Opinionway has carried out a survey which is the first ‘intergenerational bond indicator’ and which shows the positive impact of the relationships between young and old people on social cohesion and on seniors’ physical and mental health.
The poll was launched exactly one year after the Senior Solidarity Civic Service  was implemented in March 2021. It was conducted in February 2022 among young people (aged 16 – 25 ) and seniors (over age 65), and it confirms that “this new solidarity service is an adequate answer to the plague of loneliness experienced by both the young and the old. It is largely commended by 96% of young people and 99% of seniors as one of the foremost solutions to be fostered. »
Both generations suffered immensely when social contacts were hindered during the COVID-19 lockdowns. “The feeling of loneliness or social isolation was strongly felt by 41% of all seniors surveyed. The key point revealed by the study is that 65% of young people share this feeling. »
According to the Little Brothers of the Poor in their publication “Solitude et Isolement“ (Loneliness and Isolation), 2 million seniors declared they felt isolated from friends and loved ones in 2021. The Little Brothers warn of the consequences of this “social death” and increasing isolation will have on seniors’ health.
Both the young (61%) and the elderly (71%) deplore the decline in intergenerational relationships.
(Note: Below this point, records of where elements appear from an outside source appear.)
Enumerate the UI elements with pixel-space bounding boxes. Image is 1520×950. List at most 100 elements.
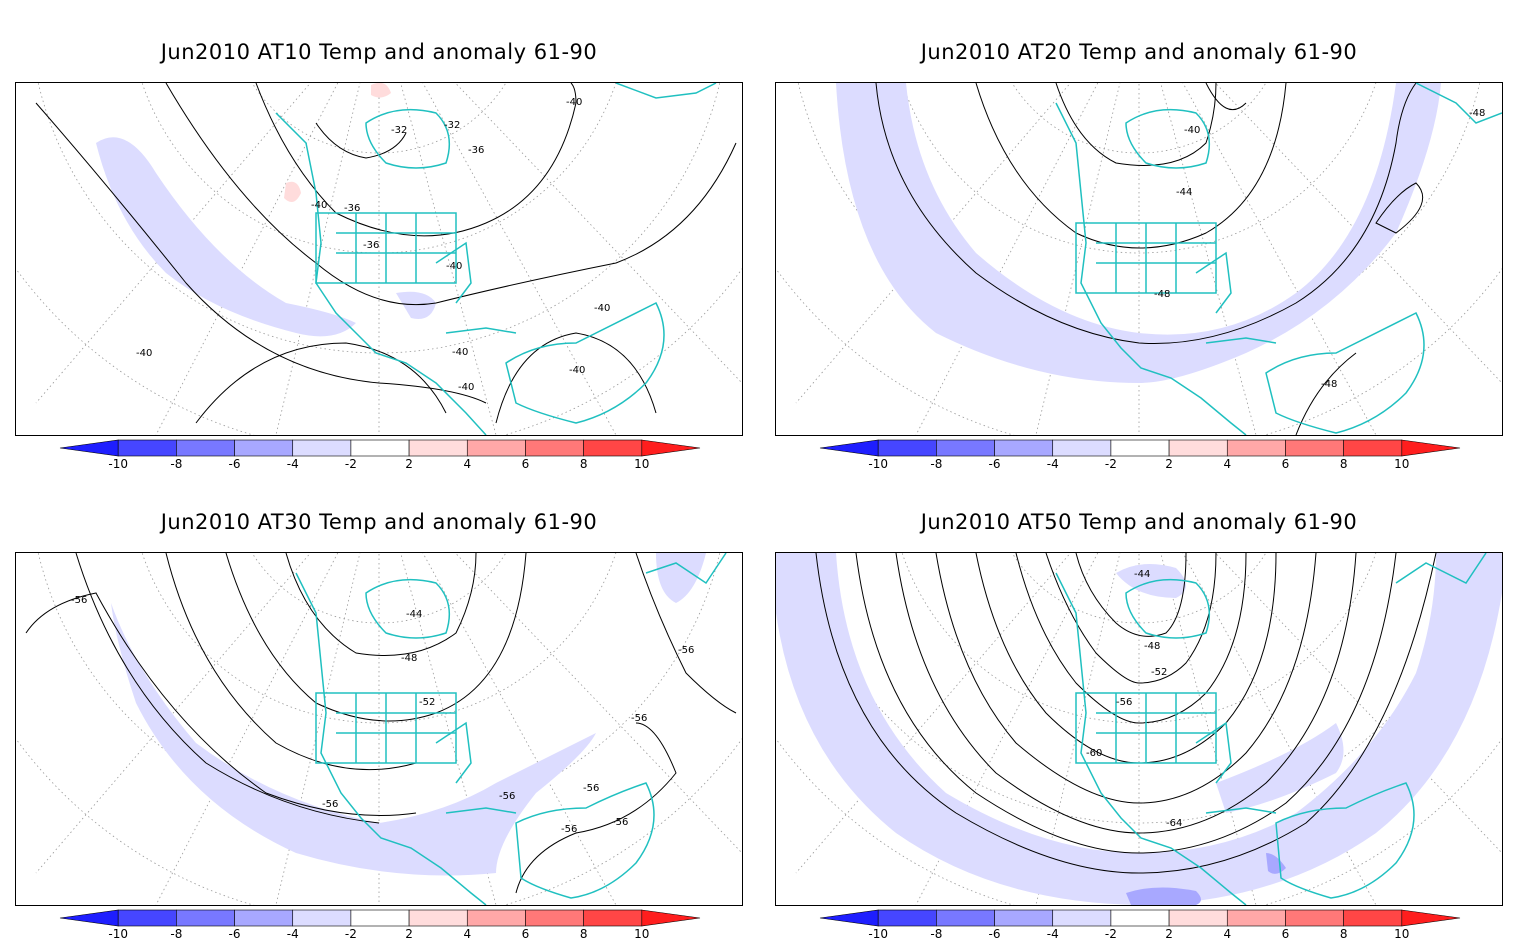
colorbar-segment [350, 439, 410, 457]
contour-label: -52 [1151, 667, 1167, 678]
colorbar-label: -8 [930, 927, 942, 941]
colorbar-arrow-high [641, 439, 701, 457]
colorbar-segment [1168, 439, 1228, 457]
temperature-contours [875, 83, 1424, 435]
contour-label: -56 [612, 817, 628, 828]
map-canvas: -40 -44 -48 -48 -48 [776, 83, 1502, 435]
colorbar-arrow-low [59, 439, 119, 457]
colorbar-label: 2 [405, 927, 413, 941]
colorbar-segment [525, 439, 584, 457]
colorbar-arrow-high [1401, 439, 1461, 457]
map-frame: -56 -44 -48 -52 -56 -56 -56 -56 -56 -56 … [15, 552, 743, 906]
contour-labels: -44 -48 -52 -56 -60 -64 [1086, 569, 1182, 829]
colorbar-label: -10 [868, 927, 888, 941]
colorbar-segment [1168, 909, 1228, 927]
strong-negative-anomaly-region [1126, 853, 1286, 905]
contour-label: -40 [136, 348, 152, 359]
contour-label: -64 [1166, 818, 1182, 829]
contour-labels: -40 -44 -48 -48 -48 [1154, 108, 1485, 390]
colorbar-segment [583, 909, 643, 927]
colorbar-segment [1052, 909, 1112, 927]
map-canvas: -40 -32 -32 -36 -40 -36 -36 -40 -40 -40 … [16, 83, 742, 435]
colorbar-label: 8 [580, 457, 588, 471]
colorbar-segment [583, 439, 643, 457]
contour-label: -56 [499, 791, 515, 802]
colorbar-label: -8 [170, 927, 182, 941]
colorbar-segment [936, 439, 995, 457]
contour-label: -36 [468, 145, 484, 156]
contour-label: -40 [311, 200, 327, 211]
colorbar-segment [292, 909, 352, 927]
graticule [16, 83, 742, 435]
panel-title: Jun2010 AT20 Temp and anomaly 61-90 [920, 40, 1358, 64]
colorbar-segment [1343, 909, 1403, 927]
map-canvas: -44 -48 -52 -56 -60 -64 [776, 553, 1502, 905]
contour-label: -36 [363, 240, 379, 251]
colorbar-label: -8 [930, 457, 942, 471]
contour-labels: -56 -44 -48 -52 -56 -56 -56 -56 -56 -56 … [71, 595, 694, 835]
colorbar-label: -2 [1105, 457, 1117, 471]
colorbar-segment [466, 439, 526, 457]
colorbar-label: 10 [634, 457, 649, 471]
colorbar-label: 6 [522, 457, 530, 471]
panel-title: Jun2010 AT50 Temp and anomaly 61-90 [920, 510, 1358, 534]
contour-label: -56 [322, 799, 338, 810]
contour-label: -56 [678, 645, 694, 656]
colorbar-label: -4 [1047, 927, 1059, 941]
contour-label: -48 [1144, 641, 1160, 652]
colorbar-arrow-low [819, 909, 879, 927]
colorbar-segment [466, 909, 526, 927]
contour-label: -40 [452, 347, 468, 358]
contour-label: -44 [406, 609, 422, 620]
panel-title: Jun2010 AT10 Temp and anomaly 61-90 [160, 40, 598, 64]
colorbar-label: 2 [1165, 927, 1173, 941]
colorbar-label: -6 [229, 457, 241, 471]
colorbar-label: -10 [868, 457, 888, 471]
colorbar-label: 8 [1340, 927, 1348, 941]
colorbar-label: 2 [1165, 457, 1173, 471]
colorbar-label: -4 [287, 927, 299, 941]
contour-label: -56 [1116, 697, 1132, 708]
colorbar-segment [234, 909, 294, 927]
map-frame: -40 -32 -32 -36 -40 -36 -36 -40 -40 -40 … [15, 82, 743, 436]
colorbar-segment [1110, 439, 1170, 457]
colorbar-segment [877, 909, 937, 927]
contour-label: -40 [446, 261, 462, 272]
colorbar-label: 4 [1223, 927, 1231, 941]
contour-label: -48 [401, 653, 417, 664]
colorbar: -10 -8 -6 -4 -2 2 4 6 8 10 [59, 909, 701, 941]
contour-label: -40 [566, 97, 582, 108]
colorbar-segment [994, 909, 1054, 927]
colorbar-segment [1226, 439, 1286, 457]
colorbar-label: -4 [1047, 457, 1059, 471]
colorbar-segment [1052, 439, 1112, 457]
contour-label: -44 [1176, 187, 1192, 198]
map-frame: -40 -44 -48 -48 -48 [775, 82, 1503, 436]
colorbar-segment [525, 909, 584, 927]
colorbar-label: -4 [287, 457, 299, 471]
colorbar: -10 -8 -6 -4 -2 2 4 6 8 10 [59, 439, 701, 471]
map-frame: -44 -48 -52 -56 -60 -64 [775, 552, 1503, 906]
colorbar-label: 2 [405, 457, 413, 471]
colorbar-segment [936, 909, 995, 927]
map-panel-at50: Jun2010 AT50 Temp and anomaly 61-90 [775, 510, 1503, 950]
colorbar-arrow-high [1401, 909, 1461, 927]
colorbar-label: 6 [522, 927, 530, 941]
contour-labels: -40 -32 -32 -36 -40 -36 -36 -40 -40 -40 … [136, 97, 610, 393]
colorbar-label: 10 [1394, 457, 1409, 471]
contour-label: -56 [561, 824, 577, 835]
coastline [1055, 553, 1487, 905]
colorbar-segment [292, 439, 352, 457]
contour-label: -44 [1134, 569, 1150, 580]
colorbar-label: -6 [989, 457, 1001, 471]
coastline [295, 553, 727, 905]
panel-title: Jun2010 AT30 Temp and anomaly 61-90 [160, 510, 598, 534]
contour-label: -32 [444, 120, 460, 131]
colorbar-label: 6 [1282, 457, 1290, 471]
temperature-contours [815, 553, 1437, 874]
map-canvas: -56 -44 -48 -52 -56 -56 -56 -56 -56 -56 … [16, 553, 742, 905]
contour-label: -48 [1469, 108, 1485, 119]
colorbar-segment [117, 909, 177, 927]
colorbar-label: 10 [1394, 927, 1409, 941]
colorbar-label: -2 [345, 457, 357, 471]
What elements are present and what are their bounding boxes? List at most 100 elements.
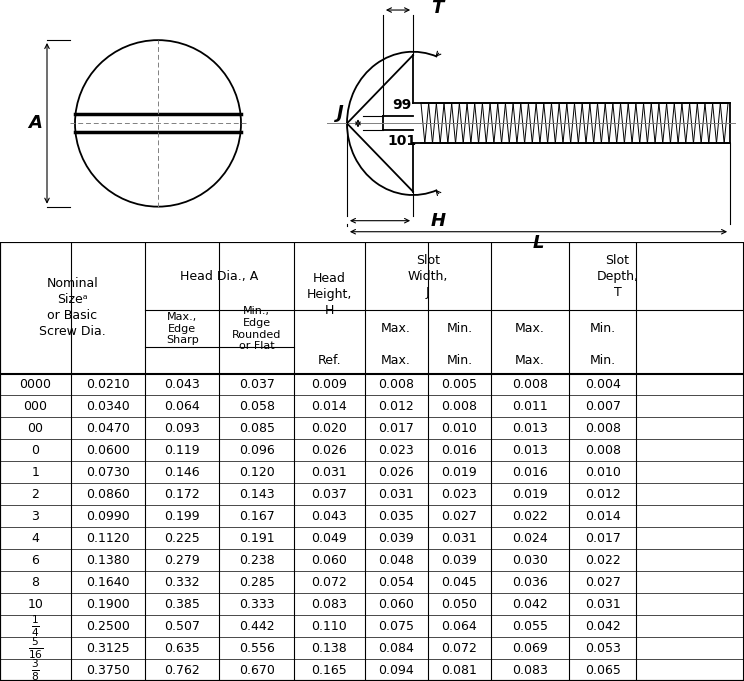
Text: 0.146: 0.146 — [164, 466, 200, 479]
Text: 0.031: 0.031 — [585, 598, 620, 611]
Text: 0.008: 0.008 — [585, 444, 620, 457]
Text: 0.045: 0.045 — [441, 575, 478, 588]
Text: 0.039: 0.039 — [441, 554, 478, 567]
Text: Max.: Max. — [515, 354, 545, 367]
Text: 0.0990: 0.0990 — [86, 510, 129, 523]
Text: J: J — [336, 104, 344, 123]
Text: 0.119: 0.119 — [164, 444, 200, 457]
Text: 0.1900: 0.1900 — [86, 598, 129, 611]
Text: 0.022: 0.022 — [512, 510, 548, 523]
Text: 0.009: 0.009 — [311, 378, 347, 391]
Text: 0.199: 0.199 — [164, 510, 200, 523]
Text: 0.019: 0.019 — [441, 466, 478, 479]
Text: 6: 6 — [31, 554, 39, 567]
Text: 0.048: 0.048 — [378, 554, 414, 567]
Text: 0.083: 0.083 — [311, 598, 347, 611]
Text: H: H — [431, 212, 446, 229]
Text: 0.635: 0.635 — [164, 642, 200, 654]
Text: 0.279: 0.279 — [164, 554, 200, 567]
Text: 0.064: 0.064 — [164, 400, 200, 413]
Text: 0.037: 0.037 — [311, 488, 347, 501]
Text: 0.035: 0.035 — [378, 510, 414, 523]
Text: 0.0600: 0.0600 — [86, 444, 129, 457]
Text: 0.017: 0.017 — [585, 532, 620, 545]
Text: 0.385: 0.385 — [164, 598, 200, 611]
Text: Max.: Max. — [515, 322, 545, 335]
Text: 0.013: 0.013 — [512, 444, 548, 457]
Text: 0.065: 0.065 — [585, 663, 620, 676]
Text: 0.075: 0.075 — [378, 620, 414, 633]
Text: 0.008: 0.008 — [585, 422, 620, 435]
Text: 99: 99 — [392, 98, 411, 112]
Text: 0.010: 0.010 — [441, 422, 478, 435]
Text: 0.081: 0.081 — [441, 663, 478, 676]
Text: 0.037: 0.037 — [239, 378, 275, 391]
Text: 0.072: 0.072 — [441, 642, 478, 654]
Text: 0.014: 0.014 — [585, 510, 620, 523]
Text: 10: 10 — [28, 598, 43, 611]
Text: 0.013: 0.013 — [512, 422, 548, 435]
Text: Slot
Width,
J: Slot Width, J — [408, 253, 448, 298]
Text: 0.042: 0.042 — [512, 598, 548, 611]
Text: T: T — [431, 0, 443, 17]
Text: $\mathregular{\frac{3}{8}}$: $\mathregular{\frac{3}{8}}$ — [31, 657, 39, 681]
Text: 2: 2 — [31, 488, 39, 501]
Text: 0.0340: 0.0340 — [86, 400, 129, 413]
Text: Slot
Depth,
T: Slot Depth, T — [597, 253, 638, 298]
Text: 0.031: 0.031 — [378, 488, 414, 501]
Text: 0.084: 0.084 — [378, 642, 414, 654]
Text: 0.012: 0.012 — [585, 488, 620, 501]
Text: 0.007: 0.007 — [585, 400, 620, 413]
Text: 0.023: 0.023 — [378, 444, 414, 457]
Text: 0.3750: 0.3750 — [86, 663, 129, 676]
Text: 0.556: 0.556 — [239, 642, 275, 654]
Text: Ref.: Ref. — [318, 354, 341, 367]
Text: 0.507: 0.507 — [164, 620, 200, 633]
Text: Min.,
Edge
Rounded
or Flat: Min., Edge Rounded or Flat — [232, 306, 281, 351]
Text: Nominal
Sizeᵃ
or Basic
Screw Dia.: Nominal Sizeᵃ or Basic Screw Dia. — [39, 277, 106, 338]
Text: 0.058: 0.058 — [239, 400, 275, 413]
Text: Head
Height,
H: Head Height, H — [307, 272, 352, 317]
Text: 0.020: 0.020 — [311, 422, 347, 435]
Text: 0.010: 0.010 — [585, 466, 620, 479]
Text: 0.167: 0.167 — [239, 510, 275, 523]
Text: Min.: Min. — [589, 322, 616, 335]
Text: 0.049: 0.049 — [311, 532, 347, 545]
Text: 0.019: 0.019 — [512, 488, 548, 501]
Text: 0.039: 0.039 — [378, 532, 414, 545]
Text: 000: 000 — [23, 400, 48, 413]
Text: 0.054: 0.054 — [378, 575, 414, 588]
Text: 8: 8 — [31, 575, 39, 588]
Text: 0.053: 0.053 — [585, 642, 620, 654]
Text: 0.165: 0.165 — [311, 663, 347, 676]
Text: 0.031: 0.031 — [311, 466, 347, 479]
Text: 4: 4 — [31, 532, 39, 545]
Text: 0.225: 0.225 — [164, 532, 200, 545]
Text: 0.011: 0.011 — [512, 400, 548, 413]
Text: 0.332: 0.332 — [164, 575, 200, 588]
Text: 0.008: 0.008 — [441, 400, 478, 413]
Text: 0.333: 0.333 — [239, 598, 275, 611]
Text: 0.016: 0.016 — [512, 466, 548, 479]
Text: 0.3125: 0.3125 — [86, 642, 129, 654]
Text: 0.670: 0.670 — [239, 663, 275, 676]
Text: 0.031: 0.031 — [441, 532, 478, 545]
Text: L: L — [533, 234, 545, 252]
Text: 0.285: 0.285 — [239, 575, 275, 588]
Text: 0.093: 0.093 — [164, 422, 200, 435]
Text: 0.060: 0.060 — [311, 554, 347, 567]
Text: 0.024: 0.024 — [512, 532, 548, 545]
Text: Min.: Min. — [589, 354, 616, 367]
Text: 0.008: 0.008 — [512, 378, 548, 391]
Text: 0.027: 0.027 — [585, 575, 620, 588]
Text: $\mathregular{\frac{1}{4}}$: $\mathregular{\frac{1}{4}}$ — [31, 614, 39, 639]
Text: $\mathregular{\frac{5}{16}}$: $\mathregular{\frac{5}{16}}$ — [28, 635, 43, 661]
Text: Head Dia., A: Head Dia., A — [180, 270, 259, 283]
Text: 0: 0 — [31, 444, 39, 457]
Text: 0.014: 0.014 — [311, 400, 347, 413]
Text: 0.0860: 0.0860 — [86, 488, 129, 501]
Text: 0.064: 0.064 — [441, 620, 478, 633]
Text: Min.: Min. — [446, 354, 472, 367]
Text: 0.022: 0.022 — [585, 554, 620, 567]
Text: 0.069: 0.069 — [512, 642, 548, 654]
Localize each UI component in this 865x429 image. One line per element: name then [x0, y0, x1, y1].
Furthermore, when asked about the benefits of connecting generations, each generation mentioned different benefits. The young people valued the transmission of knowledge, a feeling of well-being and the ability to show empathy whereas the seniors first mentioned open-mindedness, followed by the curiosity and energy that comes from meeting with young people.
Both groups deemed that intergenerational exchanges help stimulate seniors’ mental and physical health and also diminish solitude and loneliness. Finally, all the respondents extolled the contributions to life in society. Generally speaking, this leads to a broad-based positive impact on social cohesion. Each groups’ viewpoints have evolved with better knowledge and understanding of each other, which also helps fight against prejudices towards seniors and the negative outlook on aging.
These results are consistent with Alliance VITA’s conclusions and this is the reason why we are calling for developing intergenerational solidarity as a top priority for the upcoming French presidential five-year term.
Visit our web site for testimonies on this topic in the 2022 elections section, and for the opinions of the candidates for the presidential election.
 In March 2021 this movement began with the Ministry’s Delegate for Autonomy and the State Secretariat for Youth, thanks to the Malakoff Humanis group’s work in managing the Agirc-Arrco supplementary retirement pension, and is part of the civic service framework set up in 2010. Its purpose is to implement intergenerational solidarity to help fight against the isolation of the elderly living either at home or in institutions. It aims to promote healthy ageing by fostering social relationships, by providing access to digital technology, by supporting mobility, and through preventive policies, etc. It also encourages young people to consider working on a professional basis with the elderly and promotes sustainable development of intergenerational solidarity with isolated or vulnerable seniors.